The sight of Trump loyalists storming the U.S. Capitol might have been shocking but their intention—to enforce white supremacy and deny black people political power–was not surprising.
The president launched his presidential bid by questioning Barack Obama’s legitimacy as an American, and he is ending his presidency with a failed attempt to disenfranchise Black and brown voters in swing states.
And yet, Trump did not beget this moment in time.
The Trumpers who desecrated the Capitol drank from the well of bigotry that is a cornerstone of the nation’s body politics. The Tea Partiers who demonized President Obama drank from it. The Dixiecrats who opposed the Civil Rights Movement drank from it, and so did the Redeemers who fought against Reconstruction.
This well never runs dry because we are always making bargains and excuses to maintain its viability.
Even now, after Trumpers defiled the chamber of our democracy–hoisting Confederate flags, forcing our elected leaders to cut and run, killing a police officer and causing the death of four other individuals–bargains and excuses are still being made to downplay the dire consequences of aiding and abetting white supremacy.
Alarmingly, Republicans are still unwilling to pull the switch on the insurrectionists’ leader, the nation’s president and commander in chief.
They won’t pull the switch because Trump gave them the blueprint on keeping a party bereft of principles in power.
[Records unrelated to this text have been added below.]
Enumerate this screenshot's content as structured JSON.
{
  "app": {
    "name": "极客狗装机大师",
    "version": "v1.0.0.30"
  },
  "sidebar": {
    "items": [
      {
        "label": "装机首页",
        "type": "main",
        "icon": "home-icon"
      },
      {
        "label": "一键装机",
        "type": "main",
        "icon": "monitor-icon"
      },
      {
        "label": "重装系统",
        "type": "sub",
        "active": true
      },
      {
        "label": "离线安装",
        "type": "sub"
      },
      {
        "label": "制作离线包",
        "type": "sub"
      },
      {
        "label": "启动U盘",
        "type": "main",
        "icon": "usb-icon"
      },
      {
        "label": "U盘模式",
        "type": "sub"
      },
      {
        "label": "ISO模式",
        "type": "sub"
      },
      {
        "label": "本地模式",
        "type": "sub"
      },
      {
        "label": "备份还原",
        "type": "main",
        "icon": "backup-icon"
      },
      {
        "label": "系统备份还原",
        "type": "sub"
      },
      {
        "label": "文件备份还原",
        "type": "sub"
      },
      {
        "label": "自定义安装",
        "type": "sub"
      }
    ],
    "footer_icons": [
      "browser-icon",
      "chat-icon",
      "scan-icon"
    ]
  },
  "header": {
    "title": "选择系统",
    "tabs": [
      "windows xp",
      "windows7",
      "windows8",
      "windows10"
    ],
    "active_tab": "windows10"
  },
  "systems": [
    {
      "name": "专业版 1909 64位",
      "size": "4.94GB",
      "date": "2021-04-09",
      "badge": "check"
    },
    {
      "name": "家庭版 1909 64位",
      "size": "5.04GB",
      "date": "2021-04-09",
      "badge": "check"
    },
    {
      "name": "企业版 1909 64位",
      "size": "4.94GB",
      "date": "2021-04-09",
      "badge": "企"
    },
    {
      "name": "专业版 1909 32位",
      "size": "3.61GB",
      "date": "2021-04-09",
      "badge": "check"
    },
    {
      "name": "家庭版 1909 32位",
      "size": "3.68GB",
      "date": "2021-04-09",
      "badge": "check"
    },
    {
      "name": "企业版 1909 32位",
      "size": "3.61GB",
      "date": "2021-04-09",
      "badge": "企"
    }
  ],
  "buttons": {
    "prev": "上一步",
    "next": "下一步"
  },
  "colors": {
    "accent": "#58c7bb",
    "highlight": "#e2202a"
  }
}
And so, hours after this deadly attack on our democracy, six Republicans in the Senate and 138 in the House voted to overturn the results of a free and fair election that denied a disgraced president a second term.
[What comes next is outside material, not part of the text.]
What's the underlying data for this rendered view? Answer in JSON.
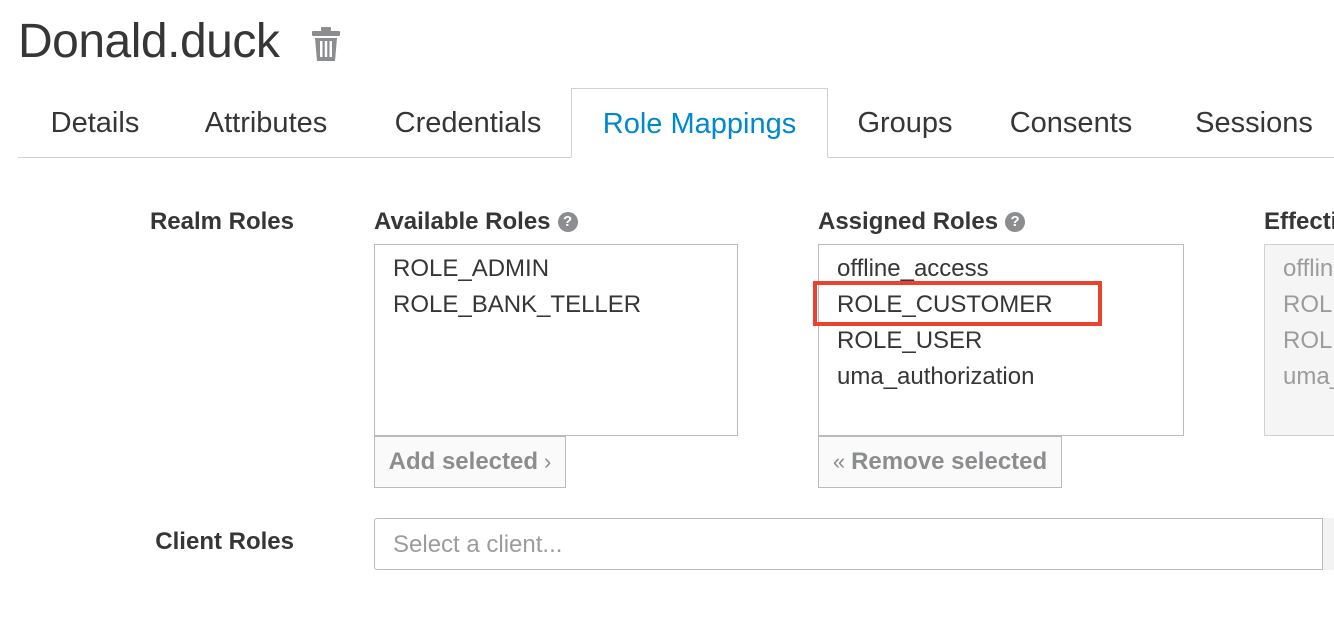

Their reticence should be a blinking red light to those who think vanquishing Trump and installing Joe Biden as president will restore and strengthen our democracy.
It should be a warning to president-elect Biden who appears to believe that the solution to the country’s divisiveness is for Democrats to make peace with “the other side” by moving on.
But the way to make peace with the other side is not to appease them.
Sen Mitt. Romney of Utah and former Massachusetts governor hinted at it Wednesday when he scoffed at his colleague’s insistence on auditing the 2020 elections result “in order to satisfy the many people who believe that the election was stolen.”
“No congressional audit is ever going to convince these voters, particularly when the president will continue to say the election was stolen,” Mr. Romney said.
“The best way we can show respect for the voters who are upset is by telling them the truth. That’s the burden. That’s the duty of leadership. The truth is Vice president-elect Biden won the election.”
But telling the truth goes beyond the 2020 election’s results. We should tell them the whole truth.
We should also tell his followers that Trump’s presidency was never about saving them from so-called “liberal “elitists,” that it was always about stirring the worst in them to enrich himself and his family.
We should tell them Trump is an American terrorist because that too is the truth.